To have great endurance for any sport, you have to do interval training: short bursts of moving almost as fast as you can, slowing down until you regain your breathe and then repeating these all-out efforts a number of times.
The old theory was that lactic acid makes the muscles more acidic which causes them to hurt and burn and interferes with their ability to contract, so you feel tired. George Brooks of the University of California/Berkeley has shown that lactic acid buildup in muscles does not make muscles tired and can make muscle contract more efficiently, which increases endurance. This research contradicts what many instructors teach in their exercise classes. When you exercise, your muscles burn sugar, protein and fat in the presence of oxygen to produce energy. If you exercise so intensely that you become very short of breath and your muscles can't get enough oxygen, lactic acid accumulates in your muscle fibers.

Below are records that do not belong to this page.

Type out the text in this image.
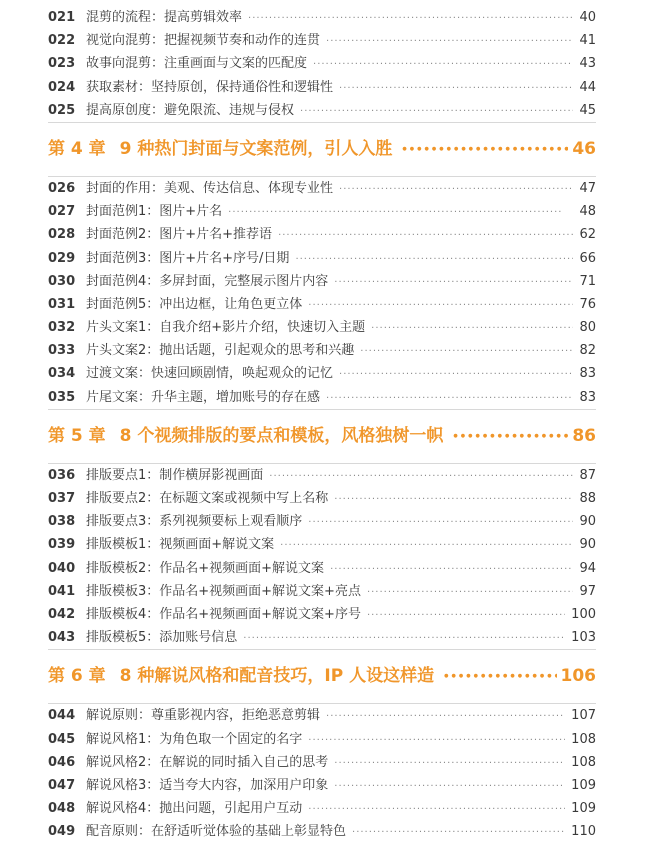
021 混剪的流程：提高剪辑效率 ·····	40
022 视觉向混剪：把握视频节奏和动作的连贯 ·····	41
023 故事向混剪：注重画面与文案的匹配度 ·····	43
024 获取素材：坚持原创，保持通俗性和逻辑性 ·····	44
025 提高原创度：避免限流、违规与侵权 ·····	45
第 4 章 9 种热门封面与文案范例，引人入胜 ●●●●●●●●●●●●●●●●●●●●●●●●●●●●●●●●●●●●●●●●	46
026 封面的作用：美观、传达信息、体现专业性 ·····	47
027 封面范例1：图片+片名 ·····	48
028 封面范例2：图片+片名+推荐语 ·····	62
029 封面范例3：图片+片名+序号/日期 ·····	66
030 封面范例4：多屏封面，完整展示图片内容 ·····	71
031 封面范例5：冲出边框，让角色更立体 ·····	76
032 片头文案1：自我介绍+影片介绍，快速切入主题 ·····	80
033 片头文案2：抛出话题，引起观众的思考和兴趣 ·····	82
034 过渡文案：快速回顾剧情，唤起观众的记忆 ·····	83
035 片尾文案：升华主题，增加账号的存在感 ·····	83
第 5 章 8 个视频排版的要点和模板，风格独树一帜 ●●●●●●●●●●●●●●●●●●●●●●●●●●●●●●●●●●●●●●●●	86
036 排版要点1：制作横屏影视画面 ·····	87
037 排版要点2：在标题文案或视频中写上名称 ·····	88
038 排版要点3：系列视频要标上观看顺序 ·····	90
039 排版模板1：视频画面+解说文案 ·····	90
040 排版模板2：作品名+视频画面+解说文案 ·····	94
041 排版模板3：作品名+视频画面+解说文案+亮点 ·····	97
042 排版模板4：作品名+视频画面+解说文案+序号 ·····	100
043 排版模板5：添加账号信息 ·····	103
第 6 章 8 种解说风格和配音技巧，IP 人设这样造 ●●●●●●●●●●●●●●●●●●●●●●●●●●●●●●●●●●●●●●●●	106
044 解说原则：尊重影视内容，拒绝恶意剪辑 ·····	107
045 解说风格1：为角色取一个固定的名字 ·····	108
046 解说风格2：在解说的同时插入自己的思考 ·····	108
047 解说风格3：适当夸大内容，加深用户印象 ·····	109
048 解说风格4：抛出问题，引起用户互动 ·····	109
049 配音原则：在舒适听觉体验的基础上彰显特色 ·····	110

When you exercise, muscles need to get a lot of oxygen to turn all food sources into energy. In fact, the limiting factor to how fast you can move in sports competition is the time that it takes to move oxygen from the bloodstream in your lungs into your muscles. When you exercise so intensely that your muscles cannot get all the oxygen they need to turn sugar into energy, the series of chemical reactions slows down and lactic acid accumulates in muscles and spills over into the bloodstream.
Since lactic acid is an acid, the acidity causes muscles to burn and you have to slow down. However, as soon as you slow down enough to catch up on your oxygen debt, the lactic acid is immediately turned into more energy to power your muscles. In fact, lactic acid is a much better fuel for muscles than sugar, the second best source of energy. It is converted to energy with the lowest need for oxygen.
The major effect of regular training is to teach your muscles to use the lactic acid for energy before it accumulates in sufficient quantities to make muscles acidic to cause the painful burn and loss of strength and speed. You turn lactic acid into energy only in the mitochondria, small chambers inside muscle fibers. The more intensely you train, the greater your oxygen debt, so the larger your mitochondria become and the more mitochondria you produce in muscle cells. This helps you to turn lactic acid into energy for your muscles and requires the least amount of oxygen. Intense training is the best way to teach muscles to use lactic acid for energy. Using lactic acid efficiently for racing makes you faster and stronger and gives you greater endurance, even in competitions lasting many days.
The best way to grow new mitochondria, and to enlarge the ones that you have, is to do interval training. You move as fast as you can for a short period, become severely short of breath, slow down until you regain your breathing, and then go as fast as you can again. According to Dr. Brooks, "The intense exercise generates big lactate loads, and the body adapts by building up mitochondria to clear lactic acid quickly. If you use lactic acid up, it doesn't accumulate."
More than 20 years ago, Dr. Brooks showed that lactic acid moves out of muscle cells into the blood and enters all your organs including the liver and heart to give them an extraordinary source of energy that requires less oxygen than any other source. So the harder you exercise, the more efficiently your mitochondria turn lactic acid into energy requiring the least amount of oxygen.